Dino Viehland dinov at microsoft.com
Wed May 19 01:31:15 CEST 2010


Jeff wrote:
> When CPython is searching for modules to import, it will check all the
> folders in sys.path for .py, .pyc/.pyo, and .pyd/.dll files that match
> the requested import. For IronPython, .py is obviously supported,
> .pyc/.pyo are obviously(?) not, and neither are .pyd/.dll. Is there
> any particular reason that IronPython does not try to find .dll files
> when importing?
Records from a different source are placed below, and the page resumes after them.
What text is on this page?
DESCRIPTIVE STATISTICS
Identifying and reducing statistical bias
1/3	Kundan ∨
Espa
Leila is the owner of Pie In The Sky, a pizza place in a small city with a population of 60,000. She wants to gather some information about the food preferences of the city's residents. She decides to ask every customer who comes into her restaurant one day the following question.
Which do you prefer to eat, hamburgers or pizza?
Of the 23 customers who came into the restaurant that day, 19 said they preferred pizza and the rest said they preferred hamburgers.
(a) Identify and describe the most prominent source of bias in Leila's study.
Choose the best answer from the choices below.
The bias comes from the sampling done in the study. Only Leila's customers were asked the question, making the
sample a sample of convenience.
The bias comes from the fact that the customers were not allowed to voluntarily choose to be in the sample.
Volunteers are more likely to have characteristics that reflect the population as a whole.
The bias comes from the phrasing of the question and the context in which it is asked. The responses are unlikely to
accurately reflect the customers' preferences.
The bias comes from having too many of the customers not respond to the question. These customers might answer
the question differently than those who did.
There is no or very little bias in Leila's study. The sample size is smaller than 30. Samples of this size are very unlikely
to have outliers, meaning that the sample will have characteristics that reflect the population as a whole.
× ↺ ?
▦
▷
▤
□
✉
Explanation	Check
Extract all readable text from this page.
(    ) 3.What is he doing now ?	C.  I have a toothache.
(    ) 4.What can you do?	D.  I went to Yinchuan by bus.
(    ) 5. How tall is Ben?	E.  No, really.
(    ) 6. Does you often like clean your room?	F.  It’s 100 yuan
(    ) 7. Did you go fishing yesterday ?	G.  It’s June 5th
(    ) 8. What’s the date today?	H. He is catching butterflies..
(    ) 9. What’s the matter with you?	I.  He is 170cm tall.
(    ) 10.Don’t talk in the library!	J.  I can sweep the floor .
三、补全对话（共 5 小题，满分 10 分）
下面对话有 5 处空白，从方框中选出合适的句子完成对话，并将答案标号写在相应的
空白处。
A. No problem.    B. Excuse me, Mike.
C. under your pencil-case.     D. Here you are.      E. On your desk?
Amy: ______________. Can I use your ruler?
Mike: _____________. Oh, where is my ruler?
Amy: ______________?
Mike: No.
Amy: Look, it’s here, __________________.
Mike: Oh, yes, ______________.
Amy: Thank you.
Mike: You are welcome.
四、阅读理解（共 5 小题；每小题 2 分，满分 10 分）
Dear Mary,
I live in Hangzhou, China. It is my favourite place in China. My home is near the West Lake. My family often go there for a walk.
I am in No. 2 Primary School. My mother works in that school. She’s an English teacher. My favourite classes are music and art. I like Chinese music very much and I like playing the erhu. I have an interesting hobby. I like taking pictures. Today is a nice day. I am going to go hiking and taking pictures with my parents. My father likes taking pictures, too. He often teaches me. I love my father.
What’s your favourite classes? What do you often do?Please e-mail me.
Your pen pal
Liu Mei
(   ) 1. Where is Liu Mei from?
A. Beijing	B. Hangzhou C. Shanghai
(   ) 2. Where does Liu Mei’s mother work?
There are many Python libraries that work this way
> (PIL was the one that prompted this, but PyCrypto works in a similar
> way) and it's easier than having to clr.AddReference assemblies.
> 
> To be clear, I'm taking about a layout like this:
> 
> foo
> +-- __init__.py
> +-- _foo.dll
> 
> where __init__.py contains:
>     from _foo import *
> 
> and _foo.dll is an IronPython module similar to:
> 
>     [assembly: IronPython.Runtime.PythonModule("_foo",
> typeof(IronPython.Foo.Foo))]
> 
>     namespace IronPython.Foo
>     {
>         public class Foo
>         {
>             public int Frob(int x) { return x + 42; }
>         }
>     }
> 
> Currently, running this on IRonPython results in:
> 
>     >>> import foo
>     Traceback (most recent call last):
>       File "<stdin>", line 1, in <module>
>       File "...\foo\__init__.py", line 1, in <module>
>     ImportError: No module named _foo
> 
> Supporting this would make it much easier to port libraries that
> require a native component; in many cases, the Python code could be
> used as-is and only the "native" code swapped out.

What if we required the extension to be named "_foo.ipyd" or "_foo.ipe"
or something along those lines which would be similar to CPython's
.pyd extension?  That way we wouldn't be querying random DLLs that
might or might not load and might have unexpected side effects.